Our five days at Ngwane were nice. We were pared with our Language Cultural Facilitator (LCF) Calile (not as simple as it sounds in English. The C makes a sound similar to putting the tongue on the roof of your mouth and making a “tut-tut” sound) and the rest of the in-country administrators. During this time we began our language and cultural training, along with endless talks on security, medical safety, how to boil, filter and bleach water (a tedious, never-ending process) and how to treat fruits and vegetables.
What is Swaziland like?: Swaziland is a beautiful country. The rolling brown hills bear a striking resemblance to the high desert of the Western slope of Colorado or Southern Utah. Swaziland is a country full of red-dirt roads, speeding ikhombis, curious and inquisitive people. I will use my host-family as a microcosm of Swazi culture. We live with Make (mother, a title of affection) Kahmalu. She is a recent widow with children who have grown and moved to various parts of S. Africa with whom Swaziland is surrounded on almost all sides by. Swazi’s live on about 1$, but you would never know it with our Make. She is extremely bright, educated and fluent in English. She raised four children with her husband, built a gorgeous homestead (a collection of independent homes in a single living space), raises a garden where we eat from every day, chickens, cows and two dogs named Cibi and Zulu-Boy. Her adult son mDududzu lives with her as well. We are fortunate to live with someone who is so inviting, genuinely sweet and willing to help us learn SiSwati. Our accommodations are more than adequate and we feel blessed to be part of such an interesting and rich culture.
Addy and I received SiSwati names when we arrived to the homestead. Addy is Bongiwe and my name is Bongomusa. It means “a gift”.
Swazi’s are very polite and very formal. Swaziland is extremely religious (90 % practicing Christian), teetotalering and extremely affected by the HIV/AIDS epidemic. Over 50 % of the population over the age of 23 is infected. We certainly have our work cut out for us here as we begin our real PC service in August. Until then, we are simply learners. Our classroom is our village, our homestead and the instruction we receive from our LCF. Addy and I are happy, healthy and stare at each other with renewed amazement every time we realize that we are really in Africa.

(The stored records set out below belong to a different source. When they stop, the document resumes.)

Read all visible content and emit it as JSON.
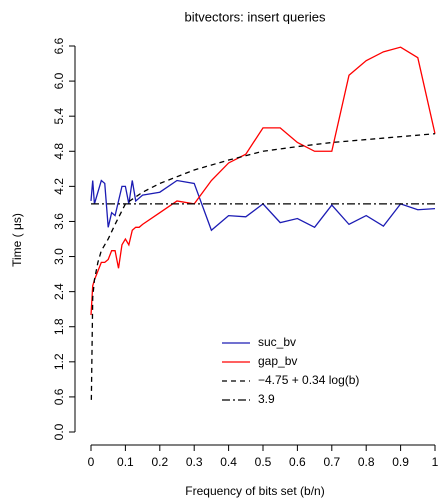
{
  "chart_data": {
    "type": "line",
    "title": "bitvectors: insert queries",
    "xlabel": "Frequency of bits set (b/n)",
    "ylabel": "Time ( μs)",
    "xlim": [
      0,
      1
    ],
    "ylim": [
      0,
      6.6
    ],
    "xticks": [
      0,
      0.1,
      0.2,
      0.3,
      0.4,
      0.5,
      0.6,
      0.7,
      0.8,
      0.9,
      1
    ],
    "yticks": [
      {
        "value": 0,
        "label": "0.0"
      },
      0.6,
      1.2,
      1.8,
      2.4,
      {
        "value": 3,
        "label": "3.0"
      },
      3.6,
      4.2,
      4.8,
      5.4,
      {
        "value": 6,
        "label": "6.0"
      },
      6.6
    ],
    "series": [
      {
        "name": "suc_bv",
        "color": "#1c1cb4",
        "dash": "",
        "x": [
          0,
          0.005,
          0.01,
          0.02,
          0.03,
          0.04,
          0.05,
          0.06,
          0.07,
          0.08,
          0.09,
          0.1,
          0.11,
          0.12,
          0.13,
          0.14,
          0.15,
          0.2,
          0.25,
          0.3,
          0.35,
          0.4,
          0.45,
          0.5,
          0.55,
          0.6,
          0.65,
          0.7,
          0.75,
          0.8,
          0.85,
          0.9,
          0.95,
          1
        ],
        "values": [
          3.95,
          4.3,
          3.9,
          4.1,
          4.3,
          4.25,
          3.5,
          3.75,
          3.7,
          3.95,
          4.2,
          4.2,
          3.9,
          4.3,
          3.95,
          4.0,
          4.05,
          4.1,
          4.3,
          4.25,
          3.45,
          3.7,
          3.68,
          3.9,
          3.58,
          3.65,
          3.5,
          3.88,
          3.55,
          3.7,
          3.52,
          3.9,
          3.8,
          3.82
        ]
      },
      {
        "name": "gap_bv",
        "color": "#ff0000",
        "dash": "",
        "x": [
          0,
          0.005,
          0.01,
          0.02,
          0.03,
          0.04,
          0.05,
          0.06,
          0.07,
          0.08,
          0.09,
          0.1,
          0.11,
          0.12,
          0.13,
          0.14,
          0.15,
          0.2,
          0.25,
          0.3,
          0.35,
          0.4,
          0.45,
          0.5,
          0.55,
          0.6,
          0.65,
          0.7,
          0.75,
          0.8,
          0.85,
          0.9,
          0.95,
          1
        ],
        "values": [
          2.0,
          2.5,
          2.6,
          2.75,
          2.9,
          2.9,
          2.95,
          3.1,
          3.1,
          2.8,
          3.2,
          3.3,
          3.2,
          3.45,
          3.5,
          3.5,
          3.55,
          3.75,
          3.95,
          3.9,
          4.3,
          4.6,
          4.75,
          5.2,
          5.2,
          4.95,
          4.8,
          4.8,
          6.1,
          6.35,
          6.5,
          6.58,
          6.4,
          5.1
        ]
      },
      {
        "name": "−4.75  +  0.34  log(b)",
        "color": "#000000",
        "dash": "5,4",
        "x": [
          0.001,
          0.005,
          0.01,
          0.02,
          0.03,
          0.05,
          0.07,
          0.1,
          0.15,
          0.2,
          0.3,
          0.4,
          0.5,
          0.6,
          0.7,
          0.8,
          0.9,
          1
        ],
        "values": [
          0.55,
          2.3,
          2.6,
          2.9,
          3.1,
          3.3,
          3.55,
          3.9,
          4.1,
          4.25,
          4.48,
          4.65,
          4.8,
          4.88,
          4.95,
          5.0,
          5.05,
          5.1
        ]
      },
      {
        "name": "3.9",
        "color": "#000000",
        "dash": "8,3,2,3",
        "x": [
          0,
          1
        ],
        "values": [
          3.9,
          3.9
        ]
      }
    ]
  }
}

Helpful SiSwati phrases and customs:
When Swazis pass each other or meet each other it is customary to greet each other every time. This is generally how this works.
Ngikona, wena ke?
What just happened was. Hello. How are you? I am good, you? I am good as well.
To not use this greeting is considered impolite. Considering how many times a day I am greeting people I am starting to miss the anonymity of the big city.

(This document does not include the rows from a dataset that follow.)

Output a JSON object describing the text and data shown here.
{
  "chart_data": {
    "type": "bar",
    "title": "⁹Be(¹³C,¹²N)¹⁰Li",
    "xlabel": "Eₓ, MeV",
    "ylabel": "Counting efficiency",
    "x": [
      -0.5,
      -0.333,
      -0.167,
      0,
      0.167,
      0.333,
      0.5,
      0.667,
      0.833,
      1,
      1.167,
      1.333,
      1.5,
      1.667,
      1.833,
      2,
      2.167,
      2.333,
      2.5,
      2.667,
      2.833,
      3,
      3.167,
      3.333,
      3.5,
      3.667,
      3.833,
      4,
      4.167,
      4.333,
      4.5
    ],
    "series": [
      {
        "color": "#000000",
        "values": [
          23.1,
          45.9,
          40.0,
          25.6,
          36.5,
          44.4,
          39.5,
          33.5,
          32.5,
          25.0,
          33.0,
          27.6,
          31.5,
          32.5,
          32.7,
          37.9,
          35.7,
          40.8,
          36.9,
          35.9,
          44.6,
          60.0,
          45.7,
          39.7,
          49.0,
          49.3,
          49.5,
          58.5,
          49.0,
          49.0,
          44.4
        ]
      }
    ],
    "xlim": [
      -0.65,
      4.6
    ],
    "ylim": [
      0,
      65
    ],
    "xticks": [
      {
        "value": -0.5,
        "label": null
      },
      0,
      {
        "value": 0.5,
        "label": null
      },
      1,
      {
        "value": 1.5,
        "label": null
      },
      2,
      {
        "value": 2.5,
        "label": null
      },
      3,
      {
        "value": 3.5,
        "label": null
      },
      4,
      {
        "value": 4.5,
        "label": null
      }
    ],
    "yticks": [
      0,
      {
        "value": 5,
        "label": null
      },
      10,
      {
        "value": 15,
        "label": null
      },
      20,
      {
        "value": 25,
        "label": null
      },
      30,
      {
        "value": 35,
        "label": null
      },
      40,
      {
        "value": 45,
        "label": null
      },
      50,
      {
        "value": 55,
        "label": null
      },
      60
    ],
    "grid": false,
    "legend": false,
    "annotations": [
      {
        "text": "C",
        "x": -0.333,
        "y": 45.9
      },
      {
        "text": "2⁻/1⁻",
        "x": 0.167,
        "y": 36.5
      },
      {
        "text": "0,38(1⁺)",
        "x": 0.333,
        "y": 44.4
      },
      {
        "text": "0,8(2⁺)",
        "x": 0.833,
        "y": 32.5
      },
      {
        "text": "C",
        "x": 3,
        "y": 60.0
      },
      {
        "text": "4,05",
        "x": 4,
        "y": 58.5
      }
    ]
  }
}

The African sun is unreal. Even though it is winter here and chilly at night and in the mornings, five minutes in the sun is enough to warm you from the inside out.
Swazi’s dietary staple is corn. Maize meal. It is milled and turned into this paste that is the consistency of mashed potatoes put has the taste of a corn tortilla. It is called Lipalishi and they have it with everything. It is delicious. Really. For another dish called emasi, they ferment mille mill (milled rice) with milk and call it “sour milk”. If you are asking, “why would anyone want to eat that?” You are on the right track.

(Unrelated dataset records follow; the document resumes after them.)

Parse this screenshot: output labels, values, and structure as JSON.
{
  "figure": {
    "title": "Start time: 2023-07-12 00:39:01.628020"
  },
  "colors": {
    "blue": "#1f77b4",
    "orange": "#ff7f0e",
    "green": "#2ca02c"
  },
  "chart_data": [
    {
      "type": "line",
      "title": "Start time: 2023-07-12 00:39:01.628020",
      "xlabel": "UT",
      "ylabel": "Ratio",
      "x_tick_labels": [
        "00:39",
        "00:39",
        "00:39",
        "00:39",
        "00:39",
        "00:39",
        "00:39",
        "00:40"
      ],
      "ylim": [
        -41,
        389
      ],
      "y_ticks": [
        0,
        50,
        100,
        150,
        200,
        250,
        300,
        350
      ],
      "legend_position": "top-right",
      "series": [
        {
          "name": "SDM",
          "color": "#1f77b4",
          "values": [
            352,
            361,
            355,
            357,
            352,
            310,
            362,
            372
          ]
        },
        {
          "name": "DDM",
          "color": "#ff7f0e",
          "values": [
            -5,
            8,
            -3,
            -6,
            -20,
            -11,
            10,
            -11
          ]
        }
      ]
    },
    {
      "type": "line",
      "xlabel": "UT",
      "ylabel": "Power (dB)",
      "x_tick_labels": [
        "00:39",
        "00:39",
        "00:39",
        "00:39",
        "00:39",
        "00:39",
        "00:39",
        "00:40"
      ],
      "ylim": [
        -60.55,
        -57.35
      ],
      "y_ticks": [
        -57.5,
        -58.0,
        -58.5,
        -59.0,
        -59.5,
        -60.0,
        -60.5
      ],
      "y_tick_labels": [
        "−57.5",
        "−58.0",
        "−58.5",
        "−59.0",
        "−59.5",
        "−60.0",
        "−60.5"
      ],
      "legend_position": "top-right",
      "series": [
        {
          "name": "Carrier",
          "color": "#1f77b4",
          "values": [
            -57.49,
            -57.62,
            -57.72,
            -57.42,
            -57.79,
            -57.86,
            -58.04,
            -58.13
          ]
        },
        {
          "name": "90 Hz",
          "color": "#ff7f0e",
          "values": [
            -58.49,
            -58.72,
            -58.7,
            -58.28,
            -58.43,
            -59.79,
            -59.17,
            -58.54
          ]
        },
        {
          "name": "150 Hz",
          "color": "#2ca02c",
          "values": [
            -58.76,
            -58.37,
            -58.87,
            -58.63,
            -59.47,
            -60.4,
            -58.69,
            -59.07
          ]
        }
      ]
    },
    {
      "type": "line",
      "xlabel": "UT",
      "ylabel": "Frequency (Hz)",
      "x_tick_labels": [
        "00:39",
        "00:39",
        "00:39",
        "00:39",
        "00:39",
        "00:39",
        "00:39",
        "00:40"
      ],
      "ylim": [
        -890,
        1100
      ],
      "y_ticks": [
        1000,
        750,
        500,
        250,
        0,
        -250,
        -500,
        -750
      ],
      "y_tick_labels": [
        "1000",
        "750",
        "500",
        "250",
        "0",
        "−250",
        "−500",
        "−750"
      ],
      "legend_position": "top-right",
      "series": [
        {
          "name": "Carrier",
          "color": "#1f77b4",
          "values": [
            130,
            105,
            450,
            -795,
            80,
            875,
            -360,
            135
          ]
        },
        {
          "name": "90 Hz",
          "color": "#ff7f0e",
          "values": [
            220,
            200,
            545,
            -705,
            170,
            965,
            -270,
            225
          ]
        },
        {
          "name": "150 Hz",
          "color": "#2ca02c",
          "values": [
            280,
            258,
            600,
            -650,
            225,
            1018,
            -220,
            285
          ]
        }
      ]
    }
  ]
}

We eat a lot of chicken that used to be running around the yard a day before. Also, a lot of squash (“pumpkin”), cabbage and tomatoes. Also, oranges grow on the tree here.
KFC (Kentucky Fried Chicken) is huuuuge here. They are official corporate sponsor of everything.
Favorite SiSwati word: Sidududu – motorcyle Try saying it and you will see how they got this word.
We will try and update as our PST progresses. Until then. Hamba Kahle (go well)!